Filme de época e adaptação de "La Duchesse de Langeais" de Honoré de Balzac, "Ne Touchez Pas la hache" de Jacques Rivette é austero, quase impenetrável, uma sátira tremenda aos costumes do séc. XIX e um conto romântico mútuo-destrutivo ("quanto mais me bates...) e de uma esperteza ("wit") inabalável. É de uma noção de ritmo e de timing cinematográfico extraordinários (colar planos, pensá-los a cada um como força viva, palpável, mesmo) e o melhor Rivette desta década (tinha, por isso, que estar aqui).

"A Londoni férfi" (2007)

Primeiro contacto com o Cinema de Béla Tarr (e único, ainda) e uma experiência única, verdade seja dita. O Tarkovski, o Antonioni e o Minnelli já têm companhia, são eles os principais destruidores daquela ilusão "baziniana" de que o plano-sequência é um plano realista.
A história é facílima de contar, mas o fácil e o simples acabam aí. O que é "A Londoni férfi"? - film noir? ficção científica? - filme de uma importância e de uma profundidade imensa, que tenta apurar (sem conseguir porque não é possível) o que é o ser humano?...

"Cztery noce z Anna" (2008)

Skolimowski não fazia um filme há dezasseis anos, Paulo Branco "resgatou-o" e, assim, nasceu Quatro noites com Anna, um dos filmes mais (dolorosamente e delirantemente) obsessivos dos últimos 30 anos ("Vertigo" dos pobres). É uma história de amor no negativo onde o ódio e o amor, o repulsivo e o sedutor, a inocência e a experiência e o mórbido e a beleza convivem. Das melhores coisas que me foram dadas a descobrir nos últimos tempos....

"Gran Torino" (2008)

Por fim, Clint Eastwood e o seu "Gran Torino". Porque não se pode compreender a América como um misto de republicanos e democratas, bidimensional, nem as pessoas como unidimensionais (e Eastwood sabe-o), eis um filme que só é simples em termos formais (alcançar essa simplicidade é que é o cabo dos trabalhos - só mesmo para alguns), uma "coça" moral como nenhuma outra em 2008.

*E custou-me muito, muito mesmo, não ter conseguido arranjar espaço para o "Spider" do Cronenberg....

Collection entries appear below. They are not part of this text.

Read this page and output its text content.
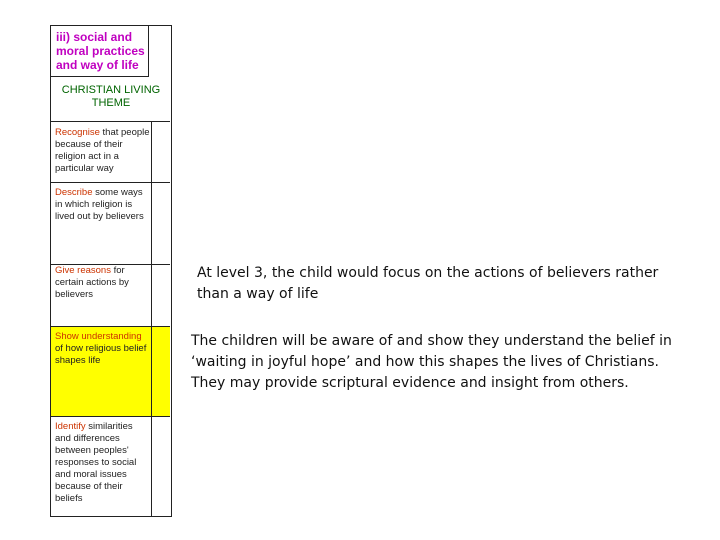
iii) social and moral practices and way of life
CHRISTIAN LIVING THEME
Recognise that people because of their religion act in a particular way
Describe some ways in which religion is lived out by believers
Give reasons for certain actions by believers
Show understanding of how religious belief shapes life
Identify similarities and differences between peoples' responses to social and moral issues because of their beliefs
At level 3, the child would focus on the actions of believers rather than a way of life
The children will be aware of and show they understand the belief in ‘waiting in joyful hope’ and how this shapes the lives of Christians. They may provide scriptural evidence and insight from others.
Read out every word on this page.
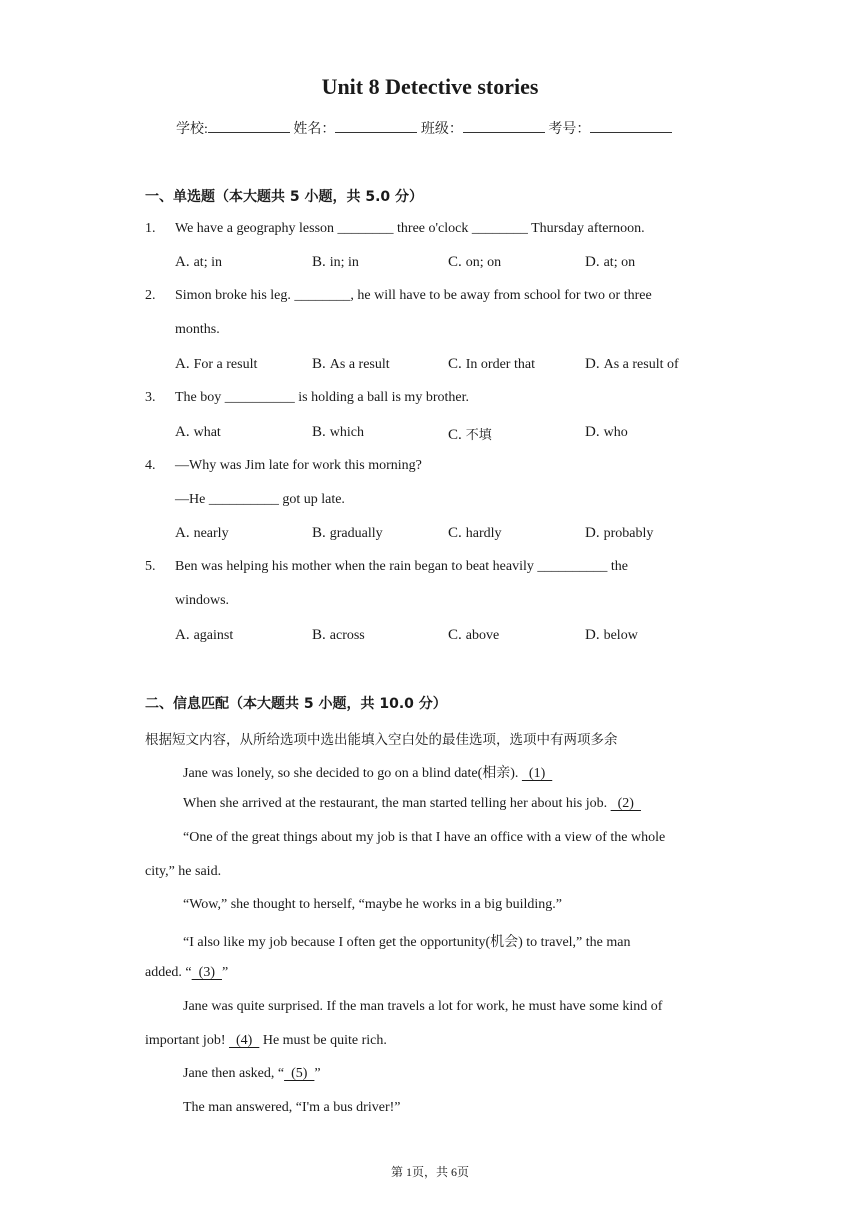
Unit 8 Detective stories
学校:	姓名：	班级：	考号：
一、单选题（本大题共 5 小题，共 5.0 分）
1. We have a geography lesson ________ three o'clock ________ Thursday afternoon.
A. at; in	B. in; in	C. on; on	D. at; on
2. Simon broke his leg. ________, he will have to be away from school for two or three
months.
A. For a result	B. As a result	C. In order that	D. As a result of
3. The boy __________ is holding a ball is my brother.
A. what	B. which	C. 不填	D. who
4. —Why was Jim late for work this morning?
—He __________ got up late.
A. nearly	B. gradually	C. hardly	D. probably
5. Ben was helping his mother when the rain began to beat heavily __________ the
windows.
A. against	B. across	C. above	D. below
二、信息匹配（本大题共 5 小题，共 10.0 分）
根据短文内容，从所给选项中选出能填入空白处的最佳选项，选项中有两项多余
Jane was lonely, so she decided to go on a blind date(相亲).   (1)
When she arrived at the restaurant, the man started telling her about his job.   (2)
“One of the great things about my job is that I have an office with a view of the whole
city,” he said.
“Wow,” she thought to herself, “maybe he works in a big building.”
“I also like my job because I often get the opportunity(机会) to travel,” the man
added. “  (3)  ”
Jane was quite surprised. If the man travels a lot for work, he must have some kind of
important job!   (4)   He must be quite rich.
Jane then asked, “  (5)  ”
The man answered, “I'm a bus driver!”
第 1页，共 6页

Menções Honrosas: "Spider" (Cronenberg) / "Oû Gît votre sourire enfoui" (Costa) / "A.I." (Spielberg) "O Quarto do Filho" (Moretti) / "Vou para casa" (Oliveira) /"A Arca Russa" (Sokurov) / "Mulholland Drive" (Lynch) / "Femme Fatale" (Palma) / "Punch Drunk Love" (Anderson) / "Signs" (Shyamalan) / "Finding Nemo" (Santon) / "Elephant" (Sant) / "Dogville" (Trier) / "Before Sunrise" (Linklater) / "Kill Bill" (Tarantino) / "Far From Heaven" (Haynes) / "Eternal Sunshine of the spotless mind" (Gondry) / "Noite Escura" (Canijo) / "A History of Violence" (Cronenberg) / "The New World" (Malick) / "The Black Dahlia" (Palma) / "Inland Empire" (Lynch) / "98 Octanas" (Lopes) / "Livro Negro" (Verhoeven) / "Miami Vice" (Mann) / "Little Children" (Field) / "Belle Toujours" (Oliveira) / "I`m not There" (Haynes) / "Paranoid Park" (Sant) / "There Will be blood" (Anderson) / "This is England" (Meadows) / "Juventude em Marcha" (Costa) / "Vals im Bashir" (Folman) / "Lat den ratte komma in" (Alfredson) / "Che" (Soderbergh) / "Inglourious Basterds" (Tarantino)

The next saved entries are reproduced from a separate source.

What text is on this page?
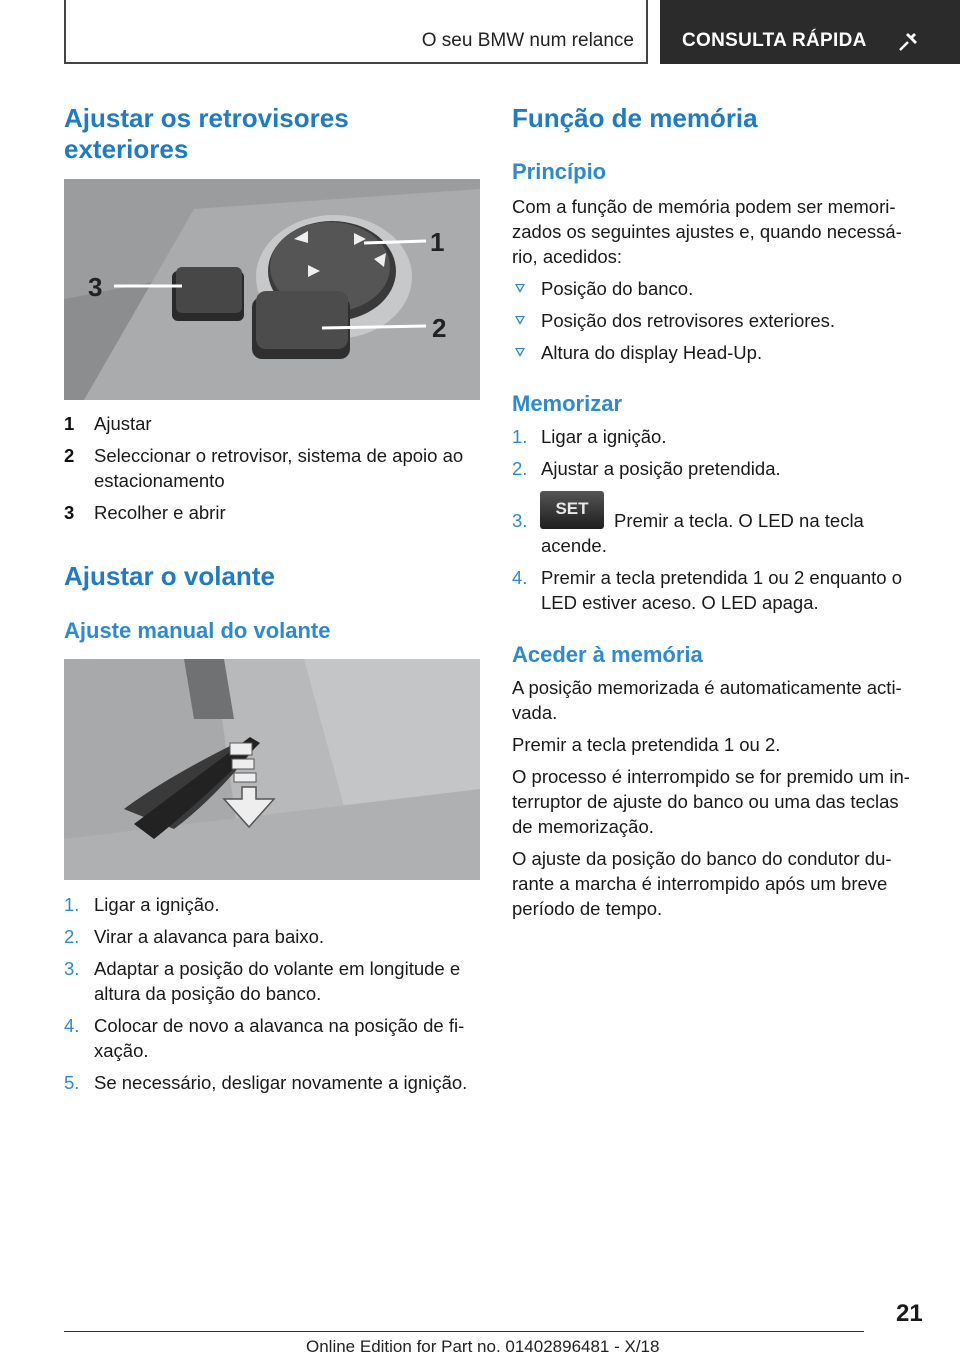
O seu BMW num relance	CONSULTA RÁPIDA
Ajustar os retrovisores
exteriores
3
1
2
1 Ajustar
2 Seleccionar o retrovisor, sistema de apoio ao
estacionamento
3 Recolher e abrir
Ajustar o volante
Ajuste manual do volante
1. Ligar a ignição.
2. Virar a alavanca para baixo.
3. Adaptar a posição do volante em longitude e
altura da posição do banco.
4. Colocar de novo a alavanca na posição de fi-
xação.
5. Se necessário, desligar novamente a ignição.
Função de memória
Princípio
Com a função de memória podem ser memori-
zados os seguintes ajustes e, quando necessá-
rio, acedidos:
Posição do banco.
Posição dos retrovisores exteriores.
Altura do display Head-Up.
Memorizar
1. Ligar a ignição.
2. Ajustar a posição pretendida.
3.
SET
Premir a tecla. O LED na tecla
acende.
4. Premir a tecla pretendida 1 ou 2 enquanto o
LED estiver aceso. O LED apaga.
Aceder à memória
A posição memorizada é automaticamente acti-
vada.
Premir a tecla pretendida 1 ou 2.
O processo é interrompido se for premido um in-
terruptor de ajuste do banco ou uma das teclas
de memorização.
O ajuste da posição do banco do condutor du-
rante a marcha é interrompido após um breve
período de tempo.
21
Online Edition for Part no. 01402896481 - X/18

domingo, 22 de novembro de 2009

"His Girl Friday" - 1939




Os filmes de Howard Hawks são geniais, brilhantes (não há palavras que lhes façam justiça), porque não há mais simples que aquilo: é Cinema de personagens, argumento clássico sem elipses, nem malabarismos narrativos. Parece fácil mas não é, porque não há ninguém que desenvolva personagens (ou desenvolvesse) como Hawks o fazia.

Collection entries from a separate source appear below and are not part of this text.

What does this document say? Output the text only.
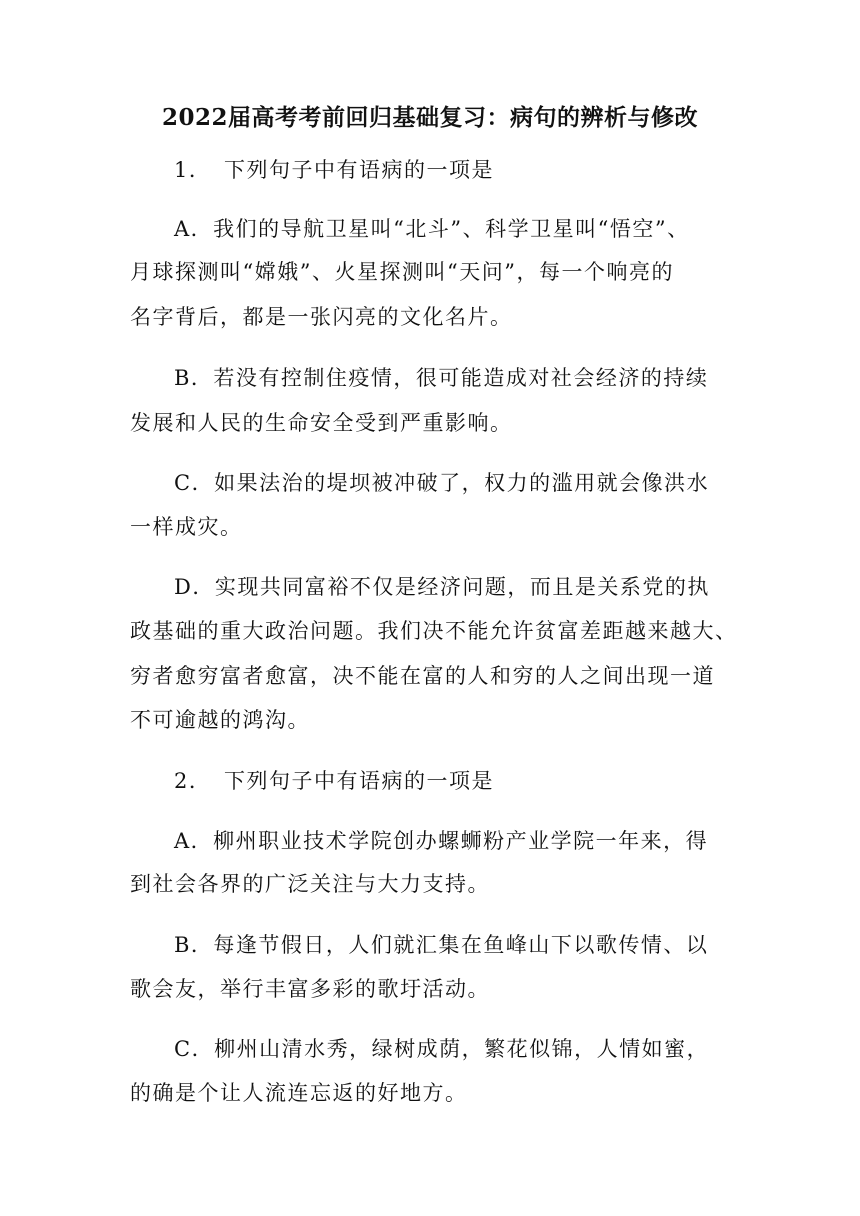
2022届高考考前回归基础复习：病句的辨析与修改
1． 下列句子中有语病的一项是
A．我们的导航卫星叫“北斗”、科学卫星叫“悟空”、
月球探测叫“嫦娥”、火星探测叫“天问”，每一个响亮的
名字背后，都是一张闪亮的文化名片。
B．若没有控制住疫情，很可能造成对社会经济的持续
发展和人民的生命安全受到严重影响。
C．如果法治的堤坝被冲破了，权力的滥用就会像洪水
一样成灾。
D．实现共同富裕不仅是经济问题，而且是关系党的执
政基础的重大政治问题。我们决不能允许贫富差距越来越大、
穷者愈穷富者愈富，决不能在富的人和穷的人之间出现一道
不可逾越的鸿沟。
2． 下列句子中有语病的一项是
A．柳州职业技术学院创办螺蛳粉产业学院一年来，得
到社会各界的广泛关注与大力支持。
B．每逢节假日，人们就汇集在鱼峰山下以歌传情、以
歌会友，举行丰富多彩的歌圩活动。
C．柳州山清水秀，绿树成荫，繁花似锦，人情如蜜，
的确是个让人流连忘返的好地方。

"His Girl Friday" é assim, também. Tudo reduzido ao essencial (os planos, os cenários, as situações), uma noção de ritmo arrebatadora (como colar planos entre si - e poucos têm esse dom), porque Cinema - um bom filme, como ele dizia - é "duas boas cenas e nenhuma má". É lembrar o espectador que a vida vale a pena ser vivida e que não vale a pena passá-la em sofrimento. Cada filme dele é isso, uma reflexão sua sobre a vida, a sua moral e a sua visão do Mundo em película e não é por ser bem disposto que se colocam menos questões. Haverá coisa mais profunda que o Amor ou que um estudo sobre a pena de morte (no que a "His Girl Friday" diz respeito)? Por nos rirmos perde credibilidade? (isso é treta). "His Girl Friday" não é um filme que se veja e que se esqueça: faz parte da obra de um dos maiores realizadores que já viveu e uma das mais fascinantes, diga-se de passagem. Sempre o mesmo filme e nunca o mesmo filme, como diziam os críticos cineastas da Nova Vaga. Todo e cada um desses filmes diz coisas novas, dizendo o mesmo.

De resto e se se quer saber porque é que Hawks é um génio do diálogo, o Altman responde. Se se quer saber porque é que é um génio do timing em comédia, o Bogdanovich responde. Se se quer saber porque é que é um génio da economia espacial, dos cenários confinados, o Carpenter responde. Se se quer saber porque é que é um génio do desenvolvimento de personagens, o Tarantino responde, e, finalmente, se se quer saber porque é que é um génio estético (além de ético), o Rohmer e o Rivette respondem. Rivette escreveu uma crítica a "Monkey Business" chamada "O Génio de Howard Hawks". Começa assim:
The evidence on the screen is the proof of Howard Hawks's genius: you only have to watch Monkey Business to know that it is a brilliant film. Some people refuse to admit this, however; they refuse to be satisfied by proof. There can't be any other reason why they don't recognize it.
E espero que os próximos posts não sejam só sobre Hawks, preciso de falar doutras coisas: Antonioni, por exemplo.